9. End-to-End NLP Pipeline (Transformer View)¶
Raw text
-> Tokenization
-> Token IDs
-> Token Embedding
-> Add Positional Encoding
-> Stacked Transformer Blocks
-> Task Head (classification / generation / tagging)
-> Output
For translation:
Source sentence
-> Encoder representation
-> Decoder (masked self-attn + cross-attn)

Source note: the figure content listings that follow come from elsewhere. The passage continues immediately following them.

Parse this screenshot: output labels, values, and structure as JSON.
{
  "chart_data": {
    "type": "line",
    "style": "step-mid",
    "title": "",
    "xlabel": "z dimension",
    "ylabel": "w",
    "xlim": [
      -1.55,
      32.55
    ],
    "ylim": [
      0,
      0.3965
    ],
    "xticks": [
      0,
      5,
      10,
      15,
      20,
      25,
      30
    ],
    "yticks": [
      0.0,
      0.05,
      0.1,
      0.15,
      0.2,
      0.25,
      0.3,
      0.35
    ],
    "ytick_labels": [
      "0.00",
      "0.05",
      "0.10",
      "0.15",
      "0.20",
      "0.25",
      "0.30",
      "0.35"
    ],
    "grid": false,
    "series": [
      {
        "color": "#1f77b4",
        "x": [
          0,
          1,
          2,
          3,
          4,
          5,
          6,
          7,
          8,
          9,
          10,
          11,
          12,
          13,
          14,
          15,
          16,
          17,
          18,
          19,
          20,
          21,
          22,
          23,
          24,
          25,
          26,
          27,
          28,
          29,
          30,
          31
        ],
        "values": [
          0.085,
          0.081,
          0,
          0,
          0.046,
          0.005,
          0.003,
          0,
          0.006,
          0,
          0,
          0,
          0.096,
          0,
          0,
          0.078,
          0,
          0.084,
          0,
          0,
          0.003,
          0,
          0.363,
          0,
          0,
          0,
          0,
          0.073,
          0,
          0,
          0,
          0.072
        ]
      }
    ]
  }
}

-> Target sentence generation
10. Practical Hyperparameters¶
d_model: embedding/model widthh: number of attention headsd_ff: FFN hidden widthN: number of encoder/decoder layers- dropout rates
- max sequence length
General trade-off: - Higher capacity improves expressiveness. - Cost rises in memory/latency.
11. Pseudocode¶
Input: token_ids
X = token_embedding(token_ids)
P = positional_encoding(length(token_ids), d_model)
H = X + P
for layer in 1..N:
A = multi_head_attention(H) # self-attention
H = layer_norm(H + A) # residual 1
F = feed_forward(H)
H = layer_norm(H + F) # residual 2
Output = task_head(H)
12. Quick Revision¶
- Transformer replaces recurrent sequence processing with attention.
- Core operator:
softmax(QK^T / sqrt(d_k))V. - Multi-head attention captures multiple feature patterns in parallel.
- Positional encoding is required to inject order information.
- Final architecture combines MHA, residuals, normalization, and FFN blocks.
- Training and inference should be treated as separate operational phases.